Indicios especulativos

Emilio Campmany

Caray con nuestros socialistas. Son inefables, inenarrables, inaprensibles, incomprensibles, y algunos, sólo algunos, intocables. Zapatero llama a Raúl del Pozo, que debe ser ya el único que se le pone al teléfono, para decirle, casi para jurarle, que agotará la legislatura. Y ya ni el bueno de Raúl le cree.

Rubalcaba va y dice con fatuidad que "si existe hoy más que nunca [el caso Faisán] es porque yo soy candidato". Nos ha "merengao". Y Ruz es un fascista por no haber condenado el régimen de Franco. El caso Faisán existe desde mucho antes de que Freddy fuera candidato y, si tiene relevancia política, es porque lo salpica directamente a él, que aspira a ser presidente del Gobierno, y al actual ministro del Interior, por no hablar de que Víctor García Hidalgo, procesado en el auto, sigue siendo secretario de organización del PSE en Álava. Hoy la resolución judicial no ocuparía titulares de primera página si Freddy, Camacho y García Hidalgo estuvieran dedicados al cultivo del viñedo o a la práctica del windsurf. Y este sujeto se proclama como la gran esperanza roja. Apañados van.

A otro socialista, un senador menos conocido, lo detienen en Madrid de madrugada tras graves alteraciones del orden en una sauna por haberle faltado a un policía, que habrá que preguntarle a Alfonso Ussía si tan edificante conducta se corresponde con la fase "tuteo a la autoridad" o a la más avanzada "insulto al clero".

Como esto es poco, va Jáuregui y decide aparecerse a los pobres estudiantes matriculados en la Escuela de Verano de la Universidad Católica de Ávila, que me pregunto yo qué pecado habrán podido cometer allí para merecer semejante castigo. Y como es inaudito e insólito, amén de imposible y que no puede ser, que un socialista se siente en el banquillo, dice que el auto del juez Ruz es disparatado. ¿Y por qué es disparatado? Pues porque "es una suma de indicios más bien especulativos", o sea, indicios apoyados en especulaciones. Qué bonito oxímoron. Porque un indicio basado en la especulación no es un indicio, es una sospecha. Probablemente, lo que Jáuregui quería decir es que el auto se basa más en especulaciones que en indicios, pero ya cansa tener que estar constantemente adivinándoles los pensamientos y traduciéndoles las declaraciones.

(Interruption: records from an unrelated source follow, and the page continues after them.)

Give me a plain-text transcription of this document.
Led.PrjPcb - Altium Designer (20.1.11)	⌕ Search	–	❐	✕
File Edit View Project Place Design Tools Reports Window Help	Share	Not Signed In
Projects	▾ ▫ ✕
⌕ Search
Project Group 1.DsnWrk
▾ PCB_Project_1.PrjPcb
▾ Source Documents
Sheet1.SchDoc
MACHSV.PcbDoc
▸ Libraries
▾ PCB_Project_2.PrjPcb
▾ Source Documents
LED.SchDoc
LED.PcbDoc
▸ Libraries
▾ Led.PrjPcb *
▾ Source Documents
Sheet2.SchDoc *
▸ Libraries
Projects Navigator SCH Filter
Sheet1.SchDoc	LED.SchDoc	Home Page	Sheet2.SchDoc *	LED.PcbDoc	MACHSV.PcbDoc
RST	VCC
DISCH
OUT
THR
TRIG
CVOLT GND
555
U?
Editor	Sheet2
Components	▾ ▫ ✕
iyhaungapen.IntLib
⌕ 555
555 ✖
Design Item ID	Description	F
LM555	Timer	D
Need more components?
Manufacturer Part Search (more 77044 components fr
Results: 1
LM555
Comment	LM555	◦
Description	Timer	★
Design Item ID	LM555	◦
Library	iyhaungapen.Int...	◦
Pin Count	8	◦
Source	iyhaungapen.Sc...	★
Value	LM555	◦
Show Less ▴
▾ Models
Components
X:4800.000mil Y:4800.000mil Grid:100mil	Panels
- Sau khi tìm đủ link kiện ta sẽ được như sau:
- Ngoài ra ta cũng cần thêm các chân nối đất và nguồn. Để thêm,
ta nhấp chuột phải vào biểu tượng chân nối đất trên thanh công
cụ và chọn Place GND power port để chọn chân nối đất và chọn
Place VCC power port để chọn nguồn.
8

Menos mal que Antonio Camacho nos ha hecho la caridad de no decir nada. Será porque es fiscal y sabe que cualquier cosa que diga puede ser utilizada en su contra. O será porque se lo ha aconsejado su abogado. De momento, el auto de procesamiento del caso Faisán ha demostrado, a las pocas horas, cuán grande ha sido el error de nombrar ministro del Interior al único socialista que, junto al ministro saliente, corre serio peligro de verse empitonado por el caso. No lo hacen peor porque no entrenan.

Y esto, en tan sólo veinticuatro horas. Si tenemos que llegar así hasta marzo lo que van a terminar siendo es inaguantables.

Emilio Campmany, jurista y analista político. Autor de Operación Chaplin (Algaida), Quién mató a Efialtes (Ciudadela) y Verano del 14 (Esteságoras).